Silence is golden
For the last few years I've had a computer running 24/7, under the desk in my room, serving the various domains and services under my control. As of a few nights ago ‘ezra’, as it was known in it's last incarnation of hardware, was turned off.
Overall it felt like quite a sad occasion as the mini-itx box had served me well, and saved my bacon in a number of situations. It's also somewhat disturbing to find yourself missing the low hum of a computer, and getting increasingly pissed off at the ticking sound of your analog clock.
For those who are interested the various boxes previously had ran (in order) Gentoo, Win2000 (briefly), and then from the latest hardware; freeBSD (very briefly), Debian stable, Ubuntu 4.10 (yes, that was before the “server edition”), Debian unstable and finally Debian testing. Out of all of them I have to say that Debian testing was the most enjoyable to work with. Nice and stable, despite its name, and reasonably upto date. I've only ever had a problem when a kernel upgrade went a little wonky.

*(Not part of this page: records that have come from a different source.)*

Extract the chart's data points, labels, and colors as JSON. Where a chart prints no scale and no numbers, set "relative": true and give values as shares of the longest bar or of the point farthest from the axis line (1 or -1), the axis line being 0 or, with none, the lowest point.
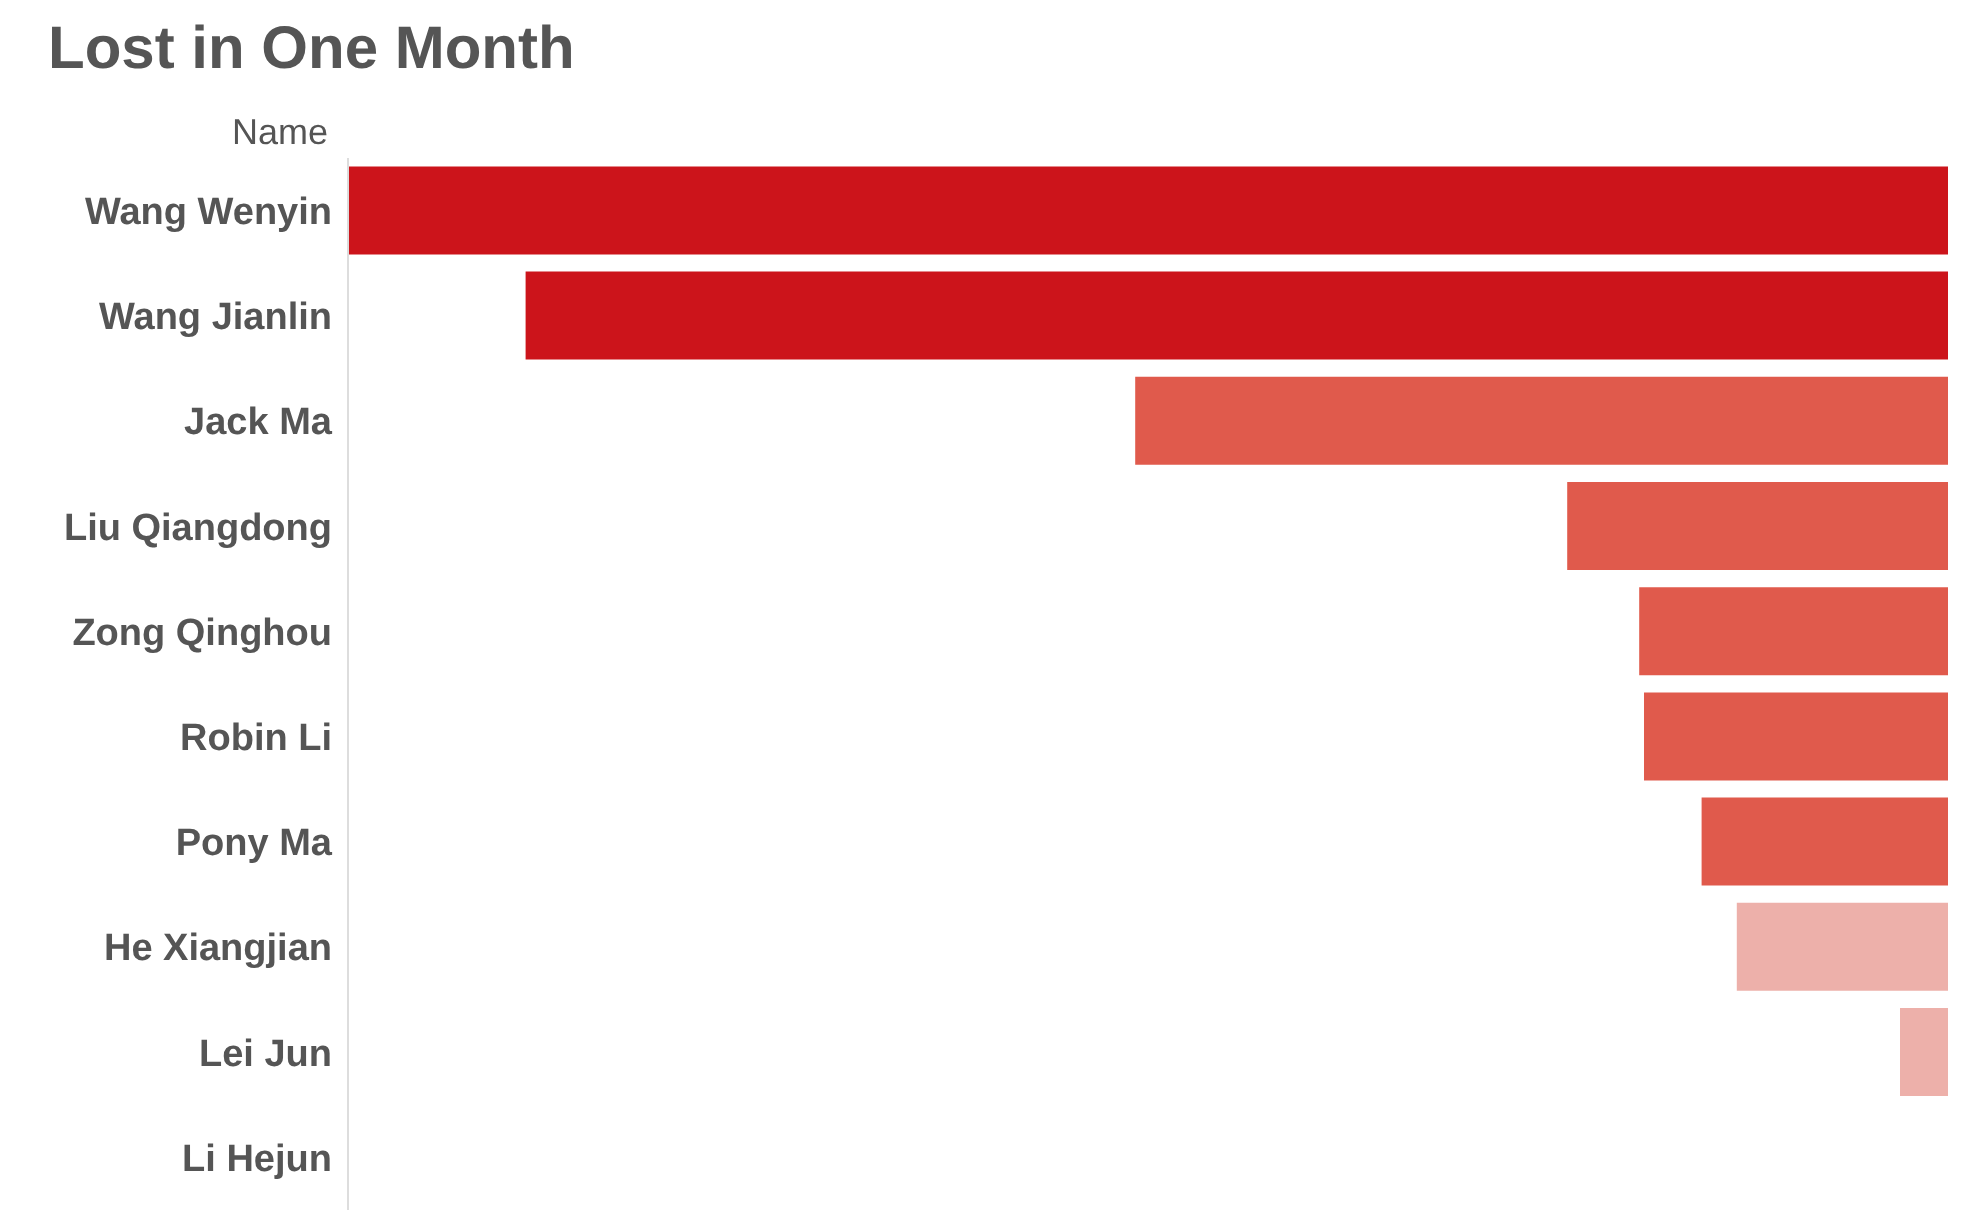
{
  "chart_data": {
    "type": "bar",
    "orientation": "horizontal",
    "title": "Lost in One Month",
    "ylabel": "Name",
    "relative": true,
    "categories": [
      "Wang Wenyin",
      "Wang Jianlin",
      "Jack Ma",
      "Liu Qiangdong",
      "Zong Qinghou",
      "Robin Li",
      "Pony Ma",
      "He Xiangjian",
      "Lei Jun",
      "Li Hejun"
    ],
    "values": [
      -1,
      -0.889,
      -0.508,
      -0.238,
      -0.193,
      -0.19,
      -0.154,
      -0.132,
      -0.03,
      0
    ],
    "colors": [
      "#cc141b",
      "#cc141b",
      "#e05a4c",
      "#e05a4c",
      "#e05a4c",
      "#e05a4c",
      "#e05a4c",
      "#edb0aa",
      "#edb0aa",
      "#edb0aa"
    ]
  }
}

So now that Zinc has taken over (yes, a brand new naming scheme from now on), I'm somewhat perplexed as to what to do with the inners of Ezra. My primary thought was to turn it into a MythTV or Freevo box, but I fear that despite the onboard MPEG decoder, and using a hardware MPEG encoder won't be enough. My other thought is to turn her into a CarPC, or an all-in-one unit (complete with screen) and use her to take from site-to-site. As usual, any suggestions are welcome :) Either way, I'd dread to have to give her up after all we've been through (sad, isn't it?).